To advocate, IMTCC operates medical concierge desks in Brazil and Uganda. “Our concierge desks help to eliminate the fragmentation of information exchange and lack of proper support services and aftercare delivery inherent in current medical travel experiences,” explains deMoraes, who was once a medical tourist in Brazil. “It is this fragmentation which is a direct cause of poor outcomes, hidden/undisclosed costs, patient abandonment issues, and many preventable complications that can erase the savings in medical travel and cause overall dissatisfaction with the medical tourism experience. The three tenets of the IMTCC are advocacy, aftercare and accountability, which are lacking in medical tourism and healthcare in general.”
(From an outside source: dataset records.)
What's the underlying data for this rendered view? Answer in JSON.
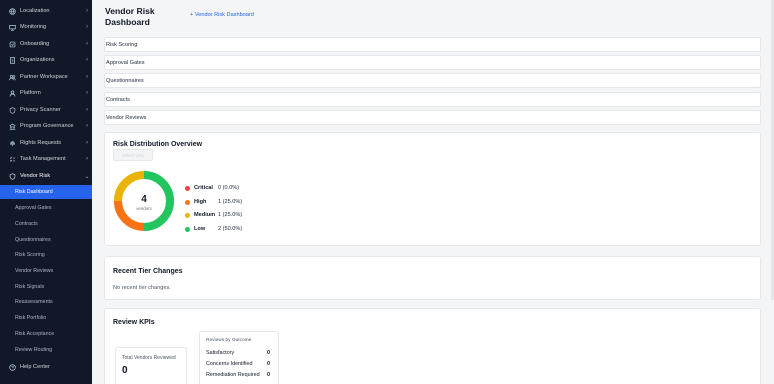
{
  "sidebar": {
    "items": [
      {
        "label": "Localization",
        "icon": "globe-icon"
      },
      {
        "label": "Monitoring",
        "icon": "monitor-icon"
      },
      {
        "label": "Onboarding",
        "icon": "onboarding-icon"
      },
      {
        "label": "Organizations",
        "icon": "building-icon"
      },
      {
        "label": "Partner Workspace",
        "icon": "users-icon"
      },
      {
        "label": "Platform",
        "icon": "user-icon"
      },
      {
        "label": "Privacy Scanner",
        "icon": "scan-icon"
      },
      {
        "label": "Program Governance",
        "icon": "governance-icon"
      },
      {
        "label": "Rights Requests",
        "icon": "rights-icon"
      },
      {
        "label": "Task Management",
        "icon": "tasks-icon"
      },
      {
        "label": "Vendor Risk",
        "icon": "shield-icon"
      }
    ],
    "vendor_risk_subitems": [
      {
        "label": "Risk Dashboard"
      },
      {
        "label": "Approval Gates"
      },
      {
        "label": "Contracts"
      },
      {
        "label": "Questionnaires"
      },
      {
        "label": "Risk Scoring"
      },
      {
        "label": "Vendor Reviews"
      },
      {
        "label": "Risk Signals"
      },
      {
        "label": "Reassessments"
      },
      {
        "label": "Risk Portfolio"
      },
      {
        "label": "Risk Acceptance"
      },
      {
        "label": "Review Routing"
      }
    ],
    "help": {
      "label": "Help Center",
      "icon": "help-icon"
    }
  },
  "header": {
    "title": "Vendor Risk Dashboard",
    "add_link": "+ Vendor Risk Dashboard"
  },
  "sections": [
    {
      "label": "Risk Scoring"
    },
    {
      "label": "Approval Gates"
    },
    {
      "label": "Questionnaires"
    },
    {
      "label": "Contracts"
    },
    {
      "label": "Vendor Reviews"
    }
  ],
  "risk_distribution": {
    "title": "Risk Distribution Overview",
    "filter_label": "Select view",
    "total": "4",
    "total_label": "vendors",
    "tiers": [
      {
        "name": "Critical",
        "value": "0 (0.0%)",
        "count": 0,
        "color": "#ef4444"
      },
      {
        "name": "High",
        "value": "1 (25.0%)",
        "count": 1,
        "color": "#f97316"
      },
      {
        "name": "Medium",
        "value": "1 (25.0%)",
        "count": 1,
        "color": "#eab308"
      },
      {
        "name": "Low",
        "value": "2 (50.0%)",
        "count": 2,
        "color": "#22c55e"
      }
    ]
  },
  "recent_changes": {
    "title": "Recent Tier Changes",
    "empty": "No recent tier changes."
  },
  "kpis": {
    "title": "Review KPIs",
    "total_reviewed_label": "Total Vendors Reviewed",
    "total_reviewed_value": "0",
    "outcome_title": "Reviews by Outcome",
    "outcomes": [
      {
        "label": "Satisfactory",
        "value": "0"
      },
      {
        "label": "Concerns Identified",
        "value": "0"
      },
      {
        "label": "Remediation Required",
        "value": "0"
      }
    ]
  },
  "colors": {
    "sidebar_bg": "#111827",
    "accent": "#2563eb",
    "critical": "#ef4444",
    "high": "#f97316",
    "medium": "#eab308",
    "low": "#22c55e"
  }
}
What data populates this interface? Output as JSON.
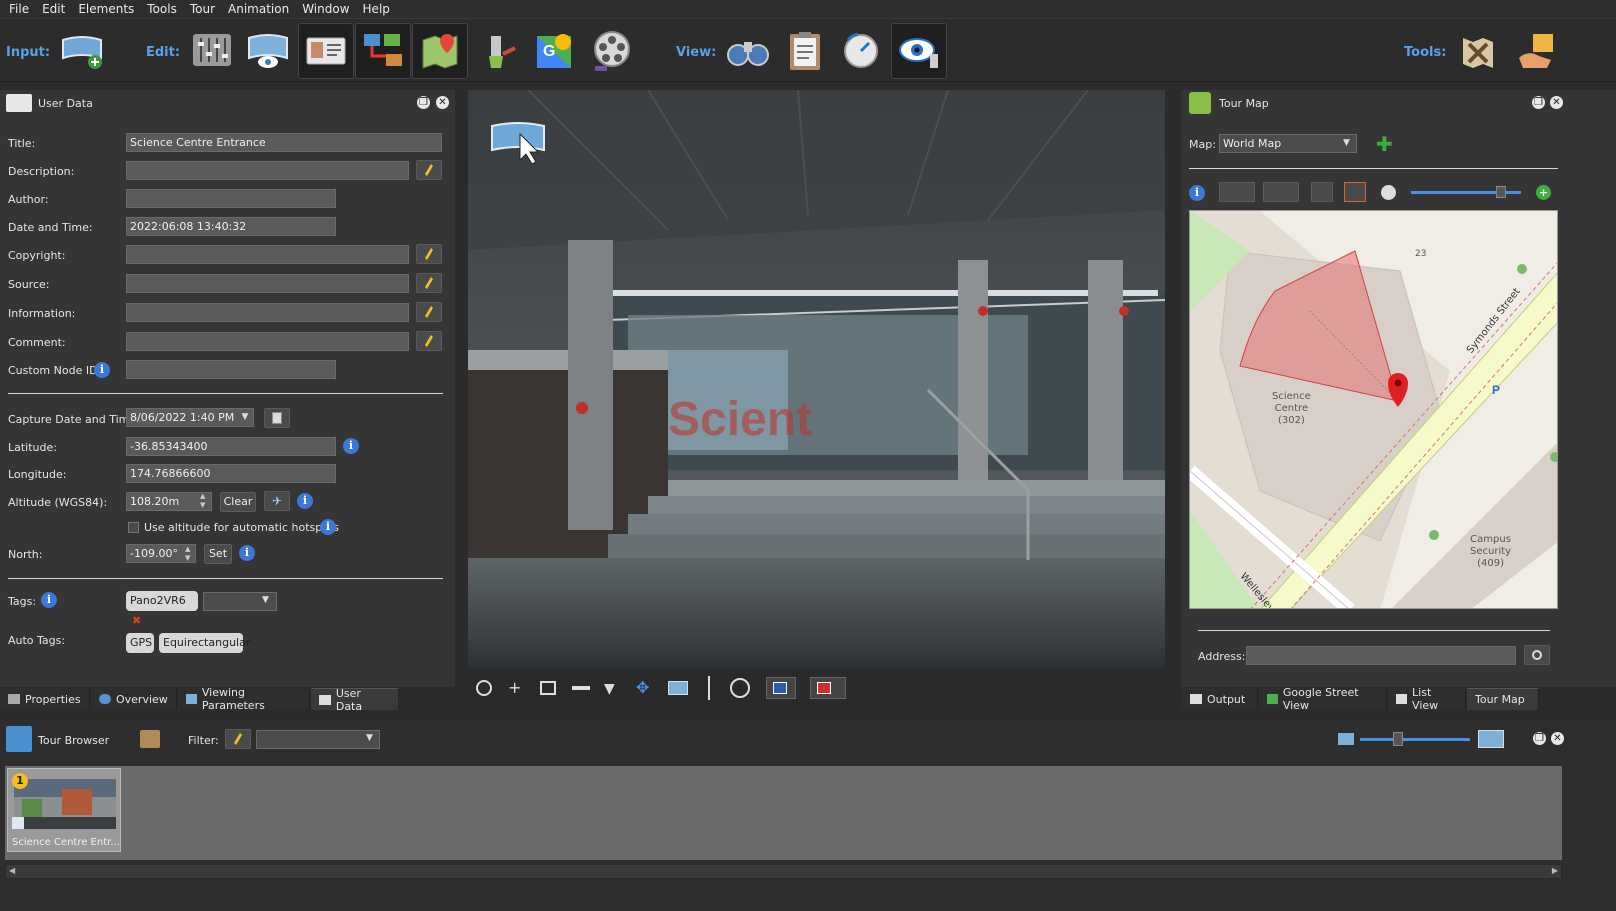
{
  "menu": [
    "File",
    "Edit",
    "Elements",
    "Tools",
    "Tour",
    "Animation",
    "Window",
    "Help"
  ],
  "toolbar": {
    "input_label": "Input:",
    "edit_label": "Edit:",
    "view_label": "View:",
    "tools_label": "Tools:"
  },
  "user_data": {
    "title": "User Data",
    "fields": {
      "title_label": "Title:",
      "title_value": "Science Centre Entrance",
      "description_label": "Description:",
      "author_label": "Author:",
      "datetime_label": "Date and Time:",
      "datetime_value": "2022:06:08 13:40:32",
      "copyright_label": "Copyright:",
      "source_label": "Source:",
      "information_label": "Information:",
      "comment_label": "Comment:",
      "custom_node_label": "Custom Node ID:"
    },
    "capture": {
      "capture_label": "Capture Date and Time:",
      "capture_value": "8/06/2022 1:40 PM",
      "latitude_label": "Latitude:",
      "latitude_value": "-36.85343400",
      "longitude_label": "Longitude:",
      "longitude_value": "174.76866600",
      "altitude_label": "Altitude (WGS84):",
      "altitude_value": "108.20m",
      "clear_label": "Clear",
      "use_altitude_label": "Use altitude for automatic hotspots",
      "north_label": "North:",
      "north_value": "-109.00°",
      "set_label": "Set"
    },
    "tags_label": "Tags:",
    "tag_chip": "Pano2VR6",
    "auto_tags_label": "Auto Tags:",
    "auto_tags": [
      "GPS",
      "Equirectangular"
    ]
  },
  "left_tabs": [
    "Properties",
    "Overview",
    "Viewing Parameters",
    "User Data"
  ],
  "right_tabs": [
    "Output",
    "Google Street View",
    "List View",
    "Tour Map"
  ],
  "tour_map": {
    "title": "Tour Map",
    "map_label": "Map:",
    "map_value": "World Map",
    "address_label": "Address:",
    "map_labels": {
      "building_num": "23",
      "street": "Symonds Street",
      "science_centre": "Science\nCentre\n(302)",
      "campus_security": "Campus\nSecurity\n(409)",
      "wellesley": "Wellesley"
    }
  },
  "tour_browser": {
    "title": "Tour Browser",
    "filter_label": "Filter:",
    "node_label": "Science Centre Entr...",
    "node_number": "1"
  },
  "colors": {
    "accent_blue": "#5aa0e6",
    "map_cone": "#e57373",
    "map_pin": "#e02020"
  }
}
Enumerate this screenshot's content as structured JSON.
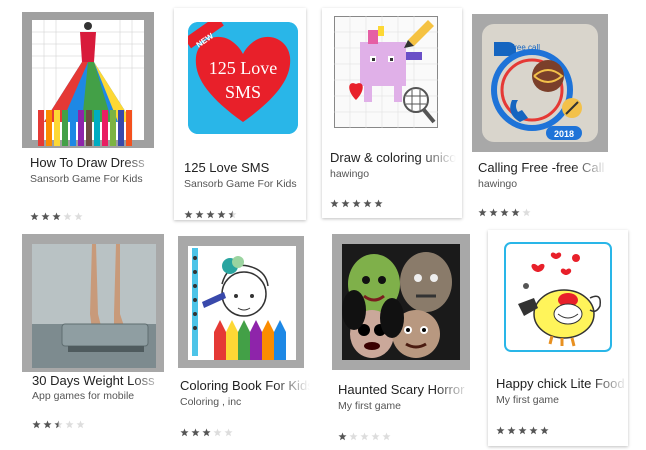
{
  "apps": [
    {
      "title": "How To Draw Dress",
      "developer": "Sansorb Game For Kids",
      "rating": 3,
      "icon": "dress-drawing-icon"
    },
    {
      "title": "125 Love SMS",
      "developer": "Sansorb Game For Kids",
      "rating": 4.5,
      "icon": "love-sms-icon",
      "badge": "NEW",
      "icon_text_1": "125 Love",
      "icon_text_2": "SMS"
    },
    {
      "title": "Draw & coloring unicorn",
      "developer": "hawingo",
      "rating": 5,
      "icon": "unicorn-coloring-icon"
    },
    {
      "title": "Calling Free -free Call",
      "developer": "hawingo",
      "rating": 4,
      "icon": "free-call-icon",
      "badge_top": "free call",
      "badge_year": "2018"
    },
    {
      "title": "30 Days Weight Loss",
      "developer": "App games for mobile",
      "rating": 2.5,
      "icon": "weight-scale-icon"
    },
    {
      "title": "Coloring Book For Kids",
      "developer": "Coloring , inc",
      "rating": 3,
      "icon": "coloring-book-icon"
    },
    {
      "title": "Haunted Scary Horror",
      "developer": "My first game",
      "rating": 1,
      "icon": "scary-faces-icon"
    },
    {
      "title": "Happy chick Lite Food",
      "developer": "My first game",
      "rating": 5,
      "icon": "happy-chick-icon"
    }
  ],
  "colors": {
    "star_filled": "#555555",
    "star_empty": "#dddddd",
    "love_bg": "#29b6e8",
    "heart_red": "#e8202a"
  }
}
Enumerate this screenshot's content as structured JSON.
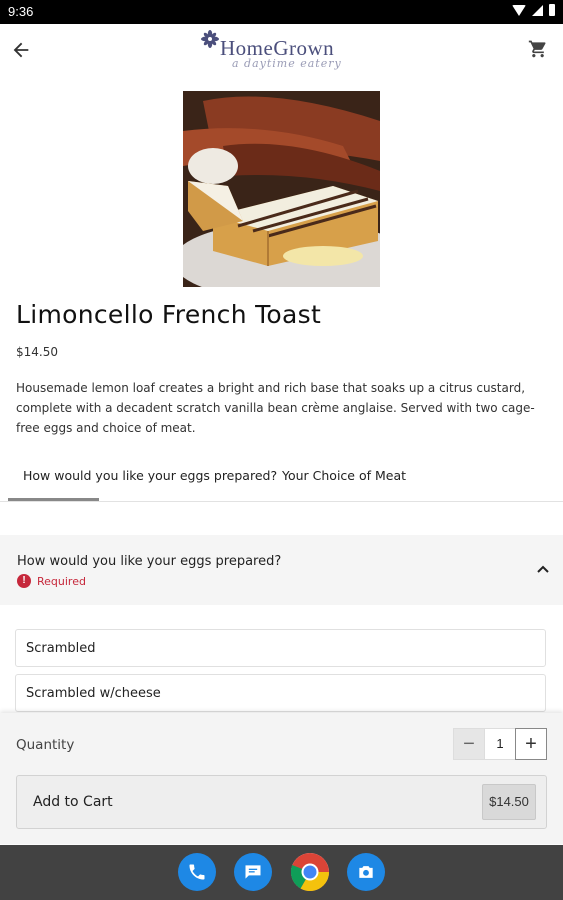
{
  "status_bar": {
    "time": "9:36"
  },
  "header": {
    "logo_name": "HomeGrown",
    "logo_tagline": "a daytime eatery"
  },
  "item": {
    "title": "Limoncello French Toast",
    "price": "$14.50",
    "description": "Housemade lemon loaf creates a bright and rich base that soaks up a citrus custard, complete with a decadent scratch vanilla bean crème anglaise. Served with two cage-free eggs and choice of meat."
  },
  "tabs": [
    {
      "label": "How would you like your eggs prepared?",
      "active": true
    },
    {
      "label": "Your Choice of Meat",
      "active": false
    }
  ],
  "modifier_group": {
    "title": "How would you like your eggs prepared?",
    "required_label": "Required",
    "required_color": "#c6283b",
    "options": [
      {
        "label": "Scrambled"
      },
      {
        "label": "Scrambled w/cheese"
      }
    ]
  },
  "order": {
    "quantity_label": "Quantity",
    "quantity": "1",
    "minus_symbol": "−",
    "plus_symbol": "+",
    "add_to_cart_label": "Add to Cart",
    "add_to_cart_price": "$14.50"
  },
  "dock": {
    "apps": [
      "phone-icon",
      "messages-icon",
      "chrome-icon",
      "camera-icon"
    ]
  }
}
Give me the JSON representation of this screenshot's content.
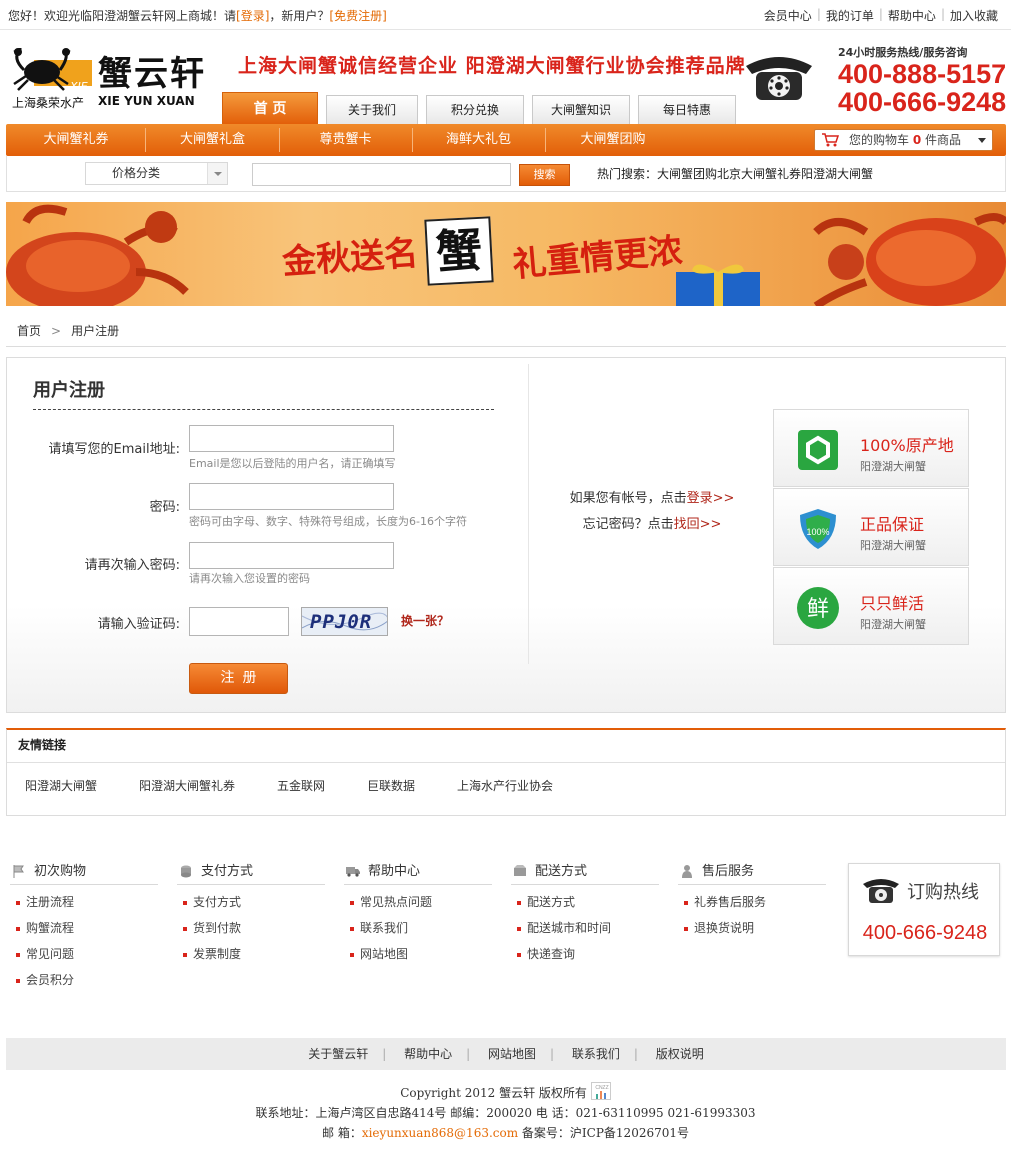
{
  "topbar": {
    "welcome_prefix": "您好！欢迎光临阳澄湖蟹云轩网上商城！请",
    "login": "[登录]",
    "welcome_mid": "，新用户？",
    "register": "[免费注册]",
    "links": [
      "会员中心",
      "我的订单",
      "帮助中心",
      "加入收藏"
    ]
  },
  "logo": {
    "name_cn": "蟹云轩",
    "company": "上海桑荣水产",
    "name_en": "XIE YUN XUAN",
    "mark": "XIE"
  },
  "slogan": "上海大闸蟹诚信经营企业  阳澄湖大闸蟹行业协会推荐品牌",
  "hotline": {
    "caption": "24小时服务热线/服务咨询",
    "numbers": [
      "400-888-5157",
      "400-666-9248"
    ]
  },
  "tabs": [
    "首 页",
    "关于我们",
    "积分兑换",
    "大闸蟹知识",
    "每日特惠"
  ],
  "nav": {
    "items": [
      "大闸蟹礼券",
      "大闸蟹礼盒",
      "尊贵蟹卡",
      "海鲜大礼包",
      "大闸蟹团购"
    ],
    "cart_prefix": "您的购物车",
    "cart_count": "0",
    "cart_suffix": "件商品"
  },
  "search": {
    "category": "价格分类",
    "placeholder": "",
    "button": "搜索",
    "hot_label": "热门搜索：",
    "hot_terms": "大闸蟹团购北京大闸蟹礼券阳澄湖大闸蟹"
  },
  "banner": {
    "text1": "金秋送名",
    "text2": "蟹",
    "text3": "礼重情更浓"
  },
  "breadcrumb": {
    "home": "首页",
    "sep": ">",
    "current": "用户注册"
  },
  "register": {
    "title": "用户注册",
    "email_label": "请填写您的Email地址:",
    "email_hint": "Email是您以后登陆的用户名，请正确填写",
    "password_label": "密码:",
    "password_hint": "密码可由字母、数字、特殊符号组成，长度为6-16个字符",
    "confirm_label": "请再次输入密码:",
    "confirm_hint": "请再次输入您设置的密码",
    "captcha_label": "请输入验证码:",
    "captcha_code": "PPJ0R",
    "refresh": "换一张？",
    "submit": "注册"
  },
  "login_hint": {
    "line1_prefix": "如果您有帐号，点击",
    "line1_link": "登录>>",
    "line2_prefix": "忘记密码？点击",
    "line2_link": "找回>>"
  },
  "promises": [
    {
      "title": "100%原产地",
      "sub": "阳澄湖大闸蟹",
      "icon": "hexagon-icon",
      "badge": ""
    },
    {
      "title": "正品保证",
      "sub": "阳澄湖大闸蟹",
      "icon": "shield-icon",
      "badge": "100%"
    },
    {
      "title": "只只鲜活",
      "sub": "阳澄湖大闸蟹",
      "icon": "fresh-icon",
      "badge": "鲜"
    }
  ],
  "friend_links": {
    "title": "友情链接",
    "items": [
      "阳澄湖大闸蟹",
      "阳澄湖大闸蟹礼券",
      "五金联网",
      "巨联数据",
      "上海水产行业协会"
    ]
  },
  "footer_help": [
    {
      "title": "初次购物",
      "icon": "flag-icon",
      "links": [
        "注册流程",
        "购蟹流程",
        "常见问题",
        "会员积分"
      ]
    },
    {
      "title": "支付方式",
      "icon": "coins-icon",
      "links": [
        "支付方式",
        "货到付款",
        "发票制度"
      ]
    },
    {
      "title": "帮助中心",
      "icon": "truck-icon",
      "links": [
        "常见热点问题",
        "联系我们",
        "网站地图"
      ]
    },
    {
      "title": "配送方式",
      "icon": "box-icon",
      "links": [
        "配送方式",
        "配送城市和时间",
        "快递查询"
      ]
    },
    {
      "title": "售后服务",
      "icon": "user-icon",
      "links": [
        "礼券售后服务",
        "退换货说明"
      ]
    }
  ],
  "order_hotline": {
    "caption": "订购热线",
    "number": "400-666-9248"
  },
  "bottom_nav": [
    "关于蟹云轩",
    "帮助中心",
    "网站地图",
    "联系我们",
    "版权说明"
  ],
  "copyright": {
    "line1": "Copyright 2012 蟹云轩  版权所有",
    "stat_badge": "CNZZ",
    "address": "联系地址：上海卢湾区自忠路414号   邮编：200020    电  话：021-63110995   021-61993303",
    "email_label": "邮  箱：",
    "email": "xieyunxuan868@163.com",
    "icp": "    备案号：沪ICP备12026701号"
  },
  "colors": {
    "accent_orange": "#e25d08",
    "brand_red": "#d9241b"
  }
}
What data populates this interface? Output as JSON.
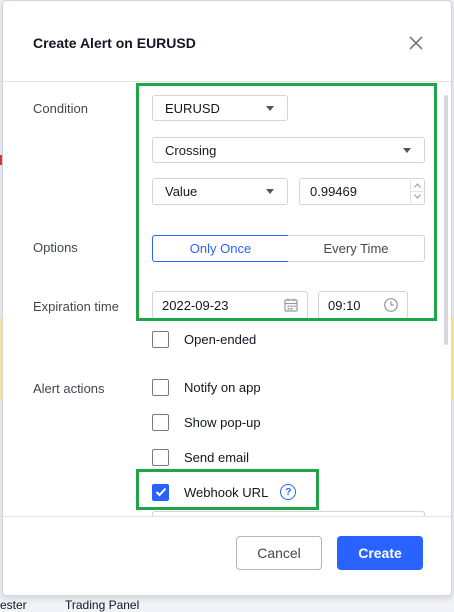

Another company providing a business model aiding medical travelers is MedToGo International (MTGI) based in Phoenix, Ariz. Owned by U.S. physicians, MTGI operates a healthcare and travel referral service that matches medical expertise in Mexico and Costa Rica with patients needing timely, affordable healthcare. MTGI works with designated travel agencies, hotels, doctors, medical financing and complication insurers. Assigned to each patient is an English-speaking medical liaison who coordinates daily schedules and provides information.
“Our relationships and expertise have yielded us the best surgeons in the country, and that’s what we offer to patients,” says Robert Page, MTGI vice president of operations. “We’re there to make sure the doctor delivers a quality service because it’s to his advantage to treat our patients like gold. We have a very involved process for vetting doctors. It’s all about the patient being able to choose based on pricing, availability and trust.”
MTGI facilitates eight to 15 medical procedures monthly in Mexico or Costa Rica for an average stay of 10 days. The most popular are those not covered by insurance like cosmetic surgeries and dental work. A registered MTGI patient can receive surgical savings of up to 80 percent of what they would pay in the United States. In addition to a bundled packaged cost of medical services, lodging, travel, etc., MTGI charges a booking fee of $225.
“People are buying into the fact that we’ve successfully written and published three books on the subject, done extensive research, and recruited doctors with skills on par with their U.S. counterparts,” Page says.
Located in Cuenca, Find Health in Ecuador is a personalized medical tourism company that assists patients at every step of their medical procedure. Find Health in Ecuador searches out the best doctors who meet high American standards and forms relationships with them. The company receives a discount from doctors, hospitals, hotels, taxis, tour and language interpretation companies, so that its facilitation and referrals are free for medical tourists. Find Health in Ecuador serves roughly 300 U.S. medical tourists per year.
“For medical tourism patients, we are the middle man and simply triage, guide and assist them, so they have a fantastic medical tourism experience,” says Nicholas Barringer, operations manager for Find Health in Ecuador. Originally from Wisconsin and Minnesota, Barringer became involved in healthcare in Ecuador after hearing positive stories from expatriates who had received quality, low-cost care in Cuenca.
No doubt, people will continue to cross borders, states and regions in their quest for the best medical care they can afford. When they do, a growing number of hospital groups, facilitators and advocates will be there to assist them, making sure they don’t go the distance alone.